A Brief History – How it was formed
Inter-Parliamentary Union had set a model for the League of Nations. US President Woodrow Wilson had stated 14 points for an international peace organisation. Based on this, the Treaty of Versailles included a clause for the creation of a multi-national body. At the Paris Peace Conference under the chairmanship of Woodrow Wilson the agreement for League of Nations was drafted. Later this agreement was incorporated into the Treaty of Versailles. The League’s Council met on January 16th, 1920 in Paris. After a few months the headquarters was shifted to Geneva and the first General Assembly was held on November 15th, 1920. In this meeting 41 countries participated.
Structure of the League of Nations
There were three main organs in the League of Nations and few other autonomous bodies. The main organs were the General Assembly, Council and the Secretariat.
- All member states had a representation in the General Assembly.
- Each member nation had three representatives in the General Assembly and one vote.
- The General Assembly met once a year with an understanding to meet at other emergency times.
- The key functions of the General Assembly were to control the budget of the assembly, have a control over the member nations and appoint the Council of the League of Nations.
- The council was the executive body of the League of Nations which meant they were the decision making body.
- Britain, France, Japan and Italy were the permanent members of the Council.
- The non permanent members were elected to the Council once in 3 years.
- The number of non permanent members increased from 4 to 6 to 9 and finally the number was 11.
- The Council met on an average of 5 times a year.
- The Secretariat looked into the day-to-day affairs of the League of Nations.
- It prepared the agenda of the meetings and prepared a report after the meetings.
- The Secretariat had a health and social department.
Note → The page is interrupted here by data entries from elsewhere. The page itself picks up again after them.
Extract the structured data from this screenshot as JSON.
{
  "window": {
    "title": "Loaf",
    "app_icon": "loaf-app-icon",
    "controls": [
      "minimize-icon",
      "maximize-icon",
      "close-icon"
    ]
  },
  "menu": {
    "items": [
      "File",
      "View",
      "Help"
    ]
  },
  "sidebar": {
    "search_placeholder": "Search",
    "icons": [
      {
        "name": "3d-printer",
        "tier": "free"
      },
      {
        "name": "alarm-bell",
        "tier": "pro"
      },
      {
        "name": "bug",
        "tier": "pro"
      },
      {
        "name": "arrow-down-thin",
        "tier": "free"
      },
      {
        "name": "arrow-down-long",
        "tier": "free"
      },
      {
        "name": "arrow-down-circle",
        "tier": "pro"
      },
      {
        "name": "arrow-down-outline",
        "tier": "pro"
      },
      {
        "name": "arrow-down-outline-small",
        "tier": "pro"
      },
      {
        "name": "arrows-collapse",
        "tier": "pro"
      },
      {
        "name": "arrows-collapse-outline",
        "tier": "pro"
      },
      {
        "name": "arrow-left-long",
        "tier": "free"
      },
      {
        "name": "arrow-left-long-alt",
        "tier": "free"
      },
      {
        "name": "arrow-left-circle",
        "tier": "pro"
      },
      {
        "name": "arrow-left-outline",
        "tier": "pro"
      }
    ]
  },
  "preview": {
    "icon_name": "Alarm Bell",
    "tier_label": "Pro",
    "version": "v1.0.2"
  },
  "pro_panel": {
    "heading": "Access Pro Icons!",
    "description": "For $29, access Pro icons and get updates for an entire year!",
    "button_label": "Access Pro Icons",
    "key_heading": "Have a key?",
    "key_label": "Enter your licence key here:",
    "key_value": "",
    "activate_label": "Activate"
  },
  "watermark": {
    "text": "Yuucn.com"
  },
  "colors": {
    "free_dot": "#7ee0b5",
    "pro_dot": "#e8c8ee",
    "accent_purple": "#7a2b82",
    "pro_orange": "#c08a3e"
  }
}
The social department was instrumental in collecting aids for the needy.
The League of Nations had a few autonomous bodies which looked into the wellness of the people. There was a Permanent Court of International Justice which held its inaugural meeting in 1922. The International Labour Organisation was to ensure fair and humane conditions for labourers. Apart from these there were the Opium Advisory Committee and the Permanent Mandates Commission. There were many border disputes in many countries especially after the Treaties were signed. These disputes were amicably solved by the League of Nations after taking the opinion of all involved. However this organisation for world peace failed when the members failed to comply with the norms.